Fahnenflucht zweier NVA-Angehörige in Berlin
26. März 1966
Einzelinformation Nr. 241/66 über eine Gruppenfahnenflucht in der 3. Kompanie, Grenzregiment 33, 1. Grenzbrigade am 23.3.1966
Am 23.3.1966 gegen 19.15 Uhr traf eine Grenzstreife im Postenbereich Eberswalder Straße ein, um den dort eingesetzten Posten Tee zu bringen.
Dabei stellte die Streife jedoch das Fehlen des Postenführers Unteroffizier [Name 1, Vorname], geboren [Tag, Monat] 1946, NVA seit 4.5.1965 (Soldat auf Zeit), Dienststellung Gruppenführer, ledig und des Postens Soldat [Name 2, Vorname], geboren [Tag, Monat] 1944, NVA seit 4.5.1965, ledig, fest.

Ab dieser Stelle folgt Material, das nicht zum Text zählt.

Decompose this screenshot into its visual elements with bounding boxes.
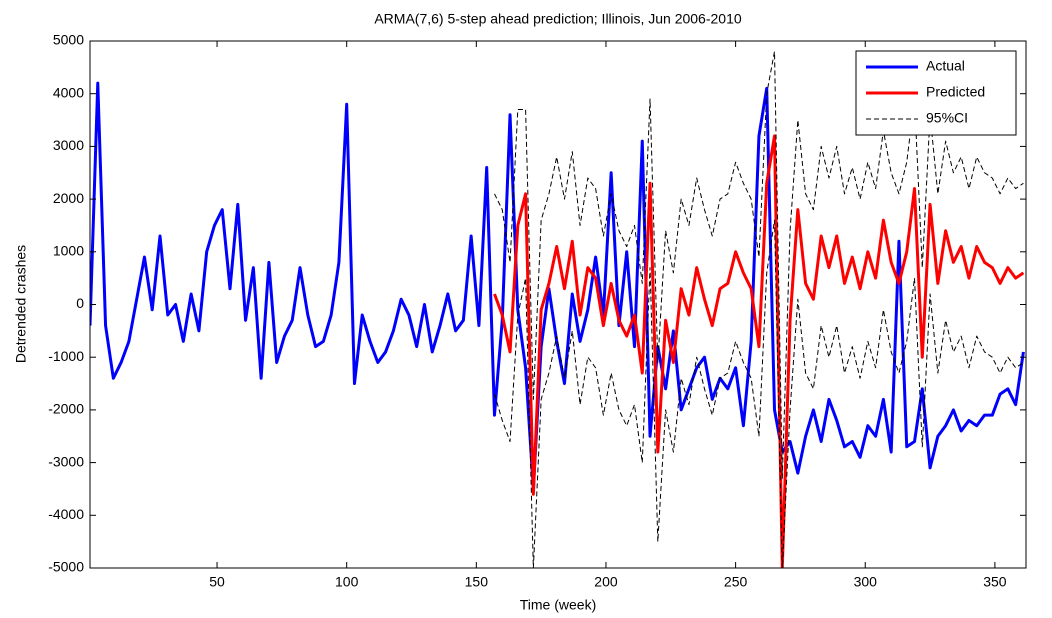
y-tick-label: 1000	[53, 243, 84, 259]
legend-label: Actual	[926, 58, 965, 74]
y-tick-label: -2000	[48, 401, 84, 417]
series-line	[494, 51, 1024, 479]
legend-label: Predicted	[926, 84, 985, 100]
y-tick-label: -1000	[48, 348, 84, 364]
series-line	[90, 81, 1025, 491]
x-tick-label: 250	[724, 574, 748, 590]
x-tick-label: 150	[465, 574, 489, 590]
chart-title: ARMA(7,6) 5-step ahead prediction; Illin…	[374, 11, 742, 27]
x-tick-label: 200	[594, 574, 618, 590]
x-tick-label: 350	[983, 574, 1007, 590]
y-tick-label: -3000	[48, 453, 84, 469]
x-axis-label: Time (week)	[520, 597, 597, 613]
y-tick-label: -5000	[48, 559, 84, 575]
x-tick-label: 300	[854, 574, 878, 590]
y-tick-label: 5000	[53, 32, 84, 48]
series-line	[493, 134, 1025, 568]
legend-label: 95%CI	[926, 110, 968, 126]
y-tick-label: -4000	[48, 506, 84, 522]
y-axis-label: Detrended crashes	[13, 245, 29, 363]
x-tick-label: 100	[335, 574, 359, 590]
y-tick-label: 3000	[53, 137, 84, 153]
y-tick-label: 4000	[53, 84, 84, 100]
y-tick-label: 2000	[53, 190, 84, 206]
plot-area	[90, 51, 1025, 568]
x-tick-label: 50	[209, 574, 225, 590]
y-tick-label: 0	[76, 295, 84, 311]
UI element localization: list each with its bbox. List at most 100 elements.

Auf dem Postenturm befanden sich lediglich das LMG mit der dazugehörigen Munition, das Dienstbuch des [Name 1] sowie einige Ausrüstungsgegenstände der beiden Grenzposten. Weiter wurde festgestellt, dass die Tür in der Sichtblende an der Eberswalder Straße in Richtung Westberlin aufgebrochen war. Die sofort eingeleitete Überprüfung ergab, dass die Posten nach Passieren der Tür in der Sichtblende die pioniertechnischen Anlagen überwunden hatten und nach Westberlin fahnenflüchtig geworden waren. (Die Tür der Sichtblende dient zum Passieren bei Kontrollen der Kanalisation, deren Einstig hinter der Sichtblende liegt.)
Durch die Nachbarposten war keine Einsicht in den Postenbereich Eberswalder Straße möglich, sodass die Fahnenflucht von diesen nicht bemerkt und verhindert werden konnte. Bei der Überprüfung wurden in den pioniertechnischen Anlagen die MPi und das gefüllte Magazin eines der beiden Fahnenflüchtigen aufgefunden.
Zur Person
Unteroffizier [Name 1] stammt aus einer Arbeiterfamilie. Vor seiner Einberufung arbeitete er als Tischler in einer PGH. Vom 1. bis 30.9.1965 besuchte er einen Unteroffiziers-Lehrgang. Durch die Kompanieleitung wurde [Name 1] positiv eingeschätzt. Bei der Spindkontrolle nach der Fahnenflucht wurden neben Briefschaften auch Westerzeugnisse (Creme, Rasierklingen) aufgefunden.
[Name 2] stammt ebenfalls aus einer Arbeiterfamilie. Er erlernte den Beruf eines Elektromontageschlossers und war vor seinem Eintritt in die NVA bei der Reichsbahn beschäftigt. [Name 2] zeigte wenig Interesse am politischen Geschehen, trat aber auch nicht negativ in Erscheinung. Disziplin und Ordnung waren nicht immer einwandfrei. Bei einer Spindkontrolle wurden eine Schweizer Adresse und 20,00 Westmark vorgefunden und sichergestellt.
Weitere Untersuchungen der Ursachen sowie der näheren Zusammenhänge der Fahnenflucht werden durch das MfS geführt.